はじめに

7月23日の五輪開会式まで間近となりました。一時、今回の五輪では日本代表に“金メダル30個”が目標と言われるほど期待がかけられていました。コロナ禍が未だ収束されず五輪開催の賛否も議論される環境で、精神的な負担も大きい選手の方々に行き過ぎた期待は禁物でしょう。とはいえ、地元で行う五輪です。メダルへの期待はどうしても高まってしまいます。

この日本代表の金メダル数、実は五輪期間の我が国の株価との間に意外な強い関係があるのです。今回は金メダル数と株価の関係を紹介しましょう。まずは結果を見てみます。



金メダル10個以上で日経平均株価は上昇?

表は、日本が金メダルを10個以上獲得できた夏季五輪と、その五輪期間の日経平均株価騰落率を見たものです。第2次大戦後、日本が最初に参加した1952年ヘルシンキ大会から不参加だったモスクワ五輪を除くと、合計16回の五輪があります。そのうち金メダル10個以上獲得できたのは6回でした。

これらの6回で日経平均株価が下がったのは1964年の東京大会1回だけ、勝率は83%と8割を超える確率で上昇したことが分かります。日本代表が活躍して金メダル数が10個以上の五輪期間の株価が高くなる傾向が確認できます。

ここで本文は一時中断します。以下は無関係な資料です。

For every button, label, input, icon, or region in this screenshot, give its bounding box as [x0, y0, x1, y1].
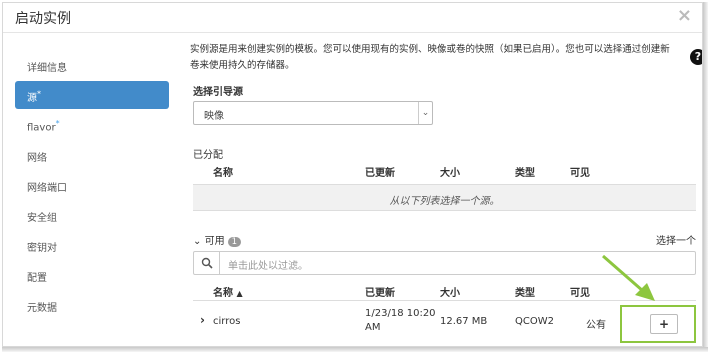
launch-instance-dialog: 启动实例 × 详细信息 源* flavor* 网络 网络端口 安全组 密钥对 配… — [2, 2, 703, 347]
frame-shadow-right — [703, 2, 708, 348]
frame-shadow-bottom — [2, 347, 708, 352]
annotation-arrow — [602, 254, 655, 301]
screenshot-frame: 启动实例 × 详细信息 源* flavor* 网络 网络端口 安全组 密钥对 配… — [0, 0, 712, 354]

ちなみに、6回中で唯一日経平均株価が下落した1964年の東京大会、日本経済は1960年代を通じて高度経済成長の時代でした。1964年は五輪特需を超えて一時、景気が後退した影響を受けたかたちです。

今回も同じ東京大会という共通点はありますが、1964年当時はそれまでの好調な経済が東京大会で一段落したことに対して、今回はコロナ禍からの経済が立ち上がっていく場面というところで経済環境は大きく異なります。当時のように五輪期間で株安を連想する必要はないのではと考えています。